Depois do leite, Hong Kong acusa sorvetes e iogurtes de fraude
da Folha Online
O Centro de Segurança Alimentar (CSA) de Hong Kong pediu nesta quinta-feira a retirada do mercado de oito bebidas, sorvetes e produtos lácteos da marca Yili, patrocinadora oficial dos Jogos Olímpicos de Pequim. Em exames, teles demonstraram conter melamina, segundo as autoridades locais. Recentemente, lotes de leite em pó da mesma marca contaminados com a mesma substância mataram quatro bebês e prejudicaram mais de 6.200.
"Pedimos insistentemente à população que não beba produtos dessa marca", afirmou a responsável pela CSA, Constance Chan.
Na terça-feira (16), a cadeia de supermercados Wellcome anunciou a retirada de sorvetes e iogurtes da marca de suas prateleiras.

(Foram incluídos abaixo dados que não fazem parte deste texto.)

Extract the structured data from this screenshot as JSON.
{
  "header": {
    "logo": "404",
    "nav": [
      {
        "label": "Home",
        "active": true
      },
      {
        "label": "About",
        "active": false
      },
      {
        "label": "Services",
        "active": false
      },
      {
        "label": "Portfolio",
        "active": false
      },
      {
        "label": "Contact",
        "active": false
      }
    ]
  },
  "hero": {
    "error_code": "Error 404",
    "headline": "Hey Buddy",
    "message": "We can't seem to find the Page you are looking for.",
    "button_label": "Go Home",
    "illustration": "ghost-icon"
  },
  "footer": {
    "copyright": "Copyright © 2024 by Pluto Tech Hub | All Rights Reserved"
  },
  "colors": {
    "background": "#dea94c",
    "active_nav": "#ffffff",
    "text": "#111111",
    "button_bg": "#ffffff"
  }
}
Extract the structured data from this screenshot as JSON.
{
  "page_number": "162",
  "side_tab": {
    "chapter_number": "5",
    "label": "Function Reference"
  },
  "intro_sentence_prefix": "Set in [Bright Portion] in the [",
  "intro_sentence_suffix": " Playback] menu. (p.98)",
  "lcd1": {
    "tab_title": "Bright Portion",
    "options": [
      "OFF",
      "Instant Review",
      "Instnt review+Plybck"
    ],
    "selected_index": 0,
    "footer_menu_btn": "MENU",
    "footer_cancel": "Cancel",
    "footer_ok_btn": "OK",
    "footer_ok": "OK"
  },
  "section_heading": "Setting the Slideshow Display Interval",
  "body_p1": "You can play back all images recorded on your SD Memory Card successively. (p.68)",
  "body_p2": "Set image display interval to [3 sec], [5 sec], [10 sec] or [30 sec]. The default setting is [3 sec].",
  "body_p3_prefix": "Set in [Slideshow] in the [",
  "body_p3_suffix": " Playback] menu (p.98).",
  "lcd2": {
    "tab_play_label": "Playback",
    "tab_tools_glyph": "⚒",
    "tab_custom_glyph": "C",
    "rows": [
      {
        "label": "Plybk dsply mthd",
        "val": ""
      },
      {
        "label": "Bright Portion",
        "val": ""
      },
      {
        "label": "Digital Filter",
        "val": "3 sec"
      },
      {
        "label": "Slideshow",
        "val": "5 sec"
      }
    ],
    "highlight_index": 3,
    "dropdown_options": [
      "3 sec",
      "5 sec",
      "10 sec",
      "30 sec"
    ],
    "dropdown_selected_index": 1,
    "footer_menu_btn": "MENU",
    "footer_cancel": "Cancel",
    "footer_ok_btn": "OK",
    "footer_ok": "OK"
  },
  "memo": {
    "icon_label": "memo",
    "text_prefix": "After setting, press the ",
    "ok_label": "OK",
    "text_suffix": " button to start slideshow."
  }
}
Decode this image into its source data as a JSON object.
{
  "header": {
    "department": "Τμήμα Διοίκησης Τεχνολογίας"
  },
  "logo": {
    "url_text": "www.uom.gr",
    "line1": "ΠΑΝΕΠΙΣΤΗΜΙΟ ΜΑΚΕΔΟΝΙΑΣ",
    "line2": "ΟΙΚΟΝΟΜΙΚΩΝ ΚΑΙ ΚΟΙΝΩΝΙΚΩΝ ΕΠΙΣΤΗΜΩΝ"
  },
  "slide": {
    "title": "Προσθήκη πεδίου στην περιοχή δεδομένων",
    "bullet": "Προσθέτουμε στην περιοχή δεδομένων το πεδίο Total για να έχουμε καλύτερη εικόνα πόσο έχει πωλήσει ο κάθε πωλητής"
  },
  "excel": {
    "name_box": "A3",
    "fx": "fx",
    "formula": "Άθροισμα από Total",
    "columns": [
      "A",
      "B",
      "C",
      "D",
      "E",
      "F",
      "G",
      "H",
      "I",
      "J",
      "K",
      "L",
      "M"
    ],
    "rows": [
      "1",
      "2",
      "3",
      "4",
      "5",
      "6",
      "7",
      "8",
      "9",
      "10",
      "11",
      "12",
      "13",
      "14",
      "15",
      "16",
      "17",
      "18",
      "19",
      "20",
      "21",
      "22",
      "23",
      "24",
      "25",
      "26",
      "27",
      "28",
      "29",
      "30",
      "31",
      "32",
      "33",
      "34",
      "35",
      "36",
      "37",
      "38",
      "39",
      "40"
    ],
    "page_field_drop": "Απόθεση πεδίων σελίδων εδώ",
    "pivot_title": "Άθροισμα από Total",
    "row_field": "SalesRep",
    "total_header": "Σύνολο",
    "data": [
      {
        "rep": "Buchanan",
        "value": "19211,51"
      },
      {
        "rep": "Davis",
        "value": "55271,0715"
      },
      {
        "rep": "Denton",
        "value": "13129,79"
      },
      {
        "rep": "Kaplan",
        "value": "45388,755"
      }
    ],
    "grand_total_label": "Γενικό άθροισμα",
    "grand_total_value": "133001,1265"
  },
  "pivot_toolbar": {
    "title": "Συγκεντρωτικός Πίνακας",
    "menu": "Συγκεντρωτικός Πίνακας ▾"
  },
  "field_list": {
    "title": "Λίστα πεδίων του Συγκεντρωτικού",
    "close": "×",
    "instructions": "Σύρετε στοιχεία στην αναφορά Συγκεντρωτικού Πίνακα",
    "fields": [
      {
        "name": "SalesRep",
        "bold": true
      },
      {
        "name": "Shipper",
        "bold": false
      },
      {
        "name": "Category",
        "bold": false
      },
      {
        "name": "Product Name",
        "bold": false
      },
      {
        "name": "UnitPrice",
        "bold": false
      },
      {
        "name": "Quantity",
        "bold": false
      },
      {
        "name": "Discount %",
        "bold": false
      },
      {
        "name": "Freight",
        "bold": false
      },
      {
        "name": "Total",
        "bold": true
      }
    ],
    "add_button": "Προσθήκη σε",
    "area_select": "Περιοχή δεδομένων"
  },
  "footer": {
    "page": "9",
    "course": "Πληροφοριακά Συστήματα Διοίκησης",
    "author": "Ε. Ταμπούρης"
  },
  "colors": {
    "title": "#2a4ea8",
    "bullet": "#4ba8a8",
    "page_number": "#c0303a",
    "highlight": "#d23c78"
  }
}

Melamina é um composto cristalino utilizado na fabricação de resinas sintéticas. No leite, a substância foi acrescentada ilegalmente para disfarçar a diluição em água e elevar o nível de proteína da bebida. Escândalos similares de adição de substâncias proibidas a leite líquido e em pó já ocorreram no Brasil.
Não é só a marca Yili que enfrenta problemas. O escândalo começou com a estatal Sanlu, da qual 43% é de propriedade da Fonterra, neozelandesa gigante do laticínio. De acordo com as autoridades chinesas, no total, 22 das 109 empresas de laticínio do país comercializam o leite contaminado. Destas, duas exportam a cinco países --Mianmar, Bangladesh, Gabão, Burundi e Iêmen. Dezoito pessoas estão presas suspeitas de envolvimento na contaminação.
O prefeito de Shijiazhuang, onde os funcionários foram acusados de ignorar os primeiros relatos sobre as mortes dos bebês foi demitido nesta quinta-feira.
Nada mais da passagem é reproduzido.